In a fairly newish relationship. Been very up and down, we both have issues but mainly it's me.
I broke up with him three weeks ago saying how I need to concentrate on myself, he gracefully accepted this. I then went batshit crazy on him for three weeks, saying I'd made a mistake, I love him, begging for another chance. He refused to meet me for the three weeks and hardly text. He then eventually agreed to meet a couple nights ago.
He gave me another chance, we talked it out and he asked me to stay. What was meant to be a quick meeting ended up with me being there for 14 hours.
I left, I was happy for a few hours, we text and the texts still seemed a bit awkward even though it was back to normal in person.
Now I've decided I don't want to be with him again. I know how utterly fucked that seems. But the sex is shit, he never takes me out, he points out my flaws. I just feel suddenly so over it and I'm not sure, it was as if the three weeks away from him I put him on a pedestal and then when I finally seen him I just noticed all the things I wasn't happy.
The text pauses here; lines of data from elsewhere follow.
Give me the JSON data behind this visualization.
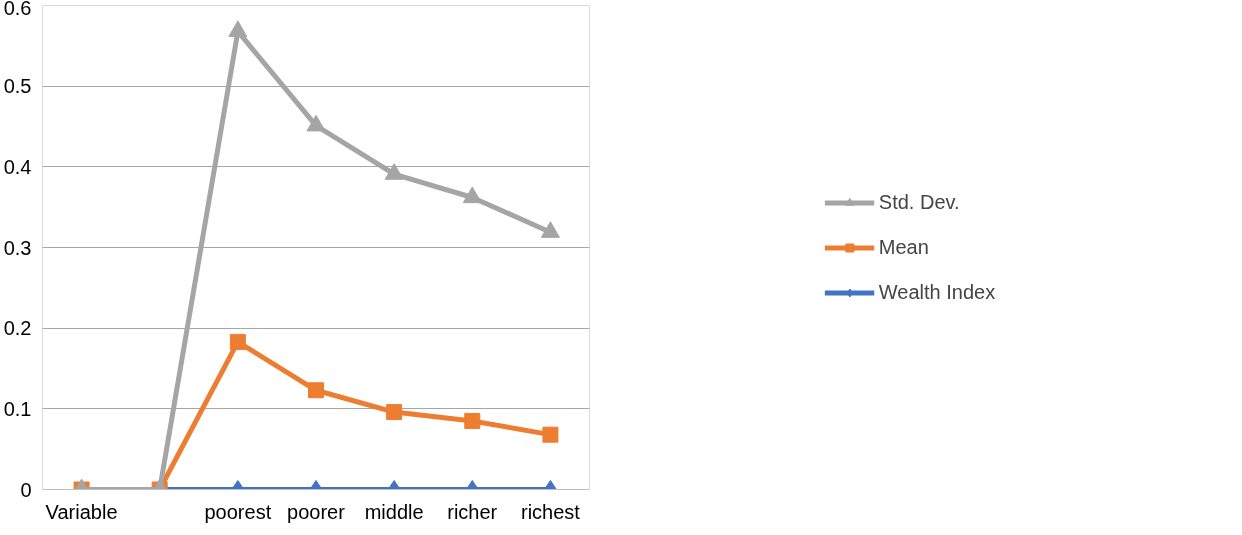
{
  "chart_data": {
    "type": "line",
    "categories": [
      "Variable",
      null,
      "poorest",
      "poorer",
      "middle",
      "richer",
      "richest"
    ],
    "series": [
      {
        "name": "Wealth Index",
        "color": "#4472c4",
        "marker": "diamond",
        "values": [
          null,
          0,
          0,
          0,
          0,
          0,
          0
        ]
      },
      {
        "name": "Mean",
        "color": "#ed7d31",
        "marker": "square",
        "values": [
          0,
          0,
          0.183,
          0.123,
          0.096,
          0.085,
          0.068
        ]
      },
      {
        "name": "Std. Dev.",
        "color": "#a5a5a5",
        "marker": "triangle",
        "values": [
          0,
          0,
          0.568,
          0.451,
          0.391,
          0.362,
          0.319
        ]
      }
    ],
    "ylim": [
      0,
      0.6
    ],
    "yticks": [
      0,
      0.1,
      0.2,
      0.3,
      0.4,
      0.5,
      0.6
    ],
    "grid": "y",
    "legend": "right",
    "line_style": "solid"
  }
}
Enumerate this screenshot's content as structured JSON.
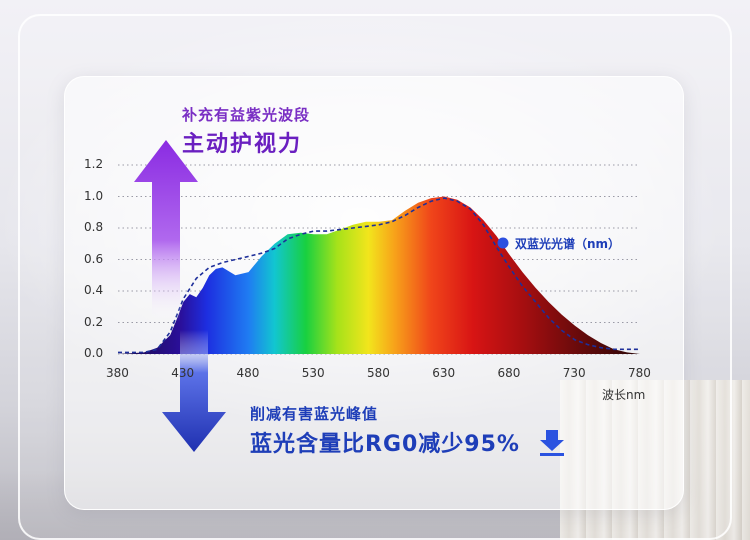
{
  "headline_top": {
    "subtitle": "补充有益紫光波段",
    "title": "主动护视力"
  },
  "headline_bottom": {
    "subtitle": "削减有害蓝光峰值",
    "title": "蓝光含量比RG0减少95%"
  },
  "colors": {
    "up_arrow": "#8a2be2",
    "down_arrow": "#2338b8",
    "dashed_series": "#1e2f9a",
    "legend_dot": "#2c4fe0"
  },
  "chart_data": {
    "type": "area",
    "xlabel": "波长nm",
    "ylabel": "",
    "xlim": [
      380,
      780
    ],
    "ylim": [
      0,
      1.2
    ],
    "x_ticks": [
      380,
      430,
      480,
      530,
      580,
      630,
      680,
      730,
      780
    ],
    "y_ticks": [
      "0.0",
      "0.2",
      "0.4",
      "0.6",
      "0.8",
      "1.0",
      "1.2"
    ],
    "grid": "horizontal-dotted",
    "series": [
      {
        "style": "filled-spectrum-gradient",
        "x": [
          380,
          400,
          410,
          420,
          425,
          430,
          435,
          440,
          445,
          450,
          455,
          460,
          470,
          480,
          490,
          500,
          510,
          520,
          530,
          540,
          550,
          560,
          570,
          580,
          590,
          600,
          610,
          620,
          630,
          640,
          650,
          660,
          670,
          680,
          690,
          700,
          710,
          720,
          730,
          740,
          750,
          760,
          770,
          780
        ],
        "y": [
          0,
          0.01,
          0.04,
          0.12,
          0.22,
          0.33,
          0.38,
          0.36,
          0.42,
          0.5,
          0.54,
          0.55,
          0.5,
          0.52,
          0.62,
          0.7,
          0.76,
          0.77,
          0.76,
          0.76,
          0.79,
          0.82,
          0.84,
          0.84,
          0.85,
          0.91,
          0.96,
          0.99,
          1.0,
          0.98,
          0.93,
          0.85,
          0.75,
          0.63,
          0.52,
          0.42,
          0.33,
          0.25,
          0.18,
          0.12,
          0.07,
          0.03,
          0.01,
          0
        ]
      },
      {
        "name": "双蓝光光谱（nm）",
        "style": "dashed",
        "x": [
          380,
          400,
          410,
          420,
          430,
          440,
          450,
          460,
          470,
          480,
          490,
          500,
          510,
          520,
          530,
          540,
          550,
          560,
          570,
          580,
          590,
          600,
          610,
          620,
          630,
          640,
          650,
          660,
          670,
          680,
          690,
          700,
          710,
          720,
          730,
          740,
          750,
          760,
          770,
          780
        ],
        "y": [
          0.01,
          0.01,
          0.03,
          0.14,
          0.35,
          0.48,
          0.55,
          0.58,
          0.6,
          0.62,
          0.64,
          0.67,
          0.73,
          0.76,
          0.78,
          0.78,
          0.79,
          0.8,
          0.81,
          0.82,
          0.84,
          0.88,
          0.93,
          0.97,
          0.99,
          0.97,
          0.92,
          0.82,
          0.68,
          0.55,
          0.43,
          0.33,
          0.23,
          0.15,
          0.09,
          0.06,
          0.04,
          0.03,
          0.03,
          0.03
        ]
      }
    ]
  }
}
I don't feel like I can text him again and break up so soon as I think he would be fuming that I'm doing it again. And I can't deal with the back and forth of it all.
I left something at his house that I'm meant to collect tonight but I really don't want to see him. It's nothing that can't be replaced.
My question is would I be wrong to just ghost him? I know that sounds awful but I don't think I can face it. I am 100 percent sure I don't want to be with this guy.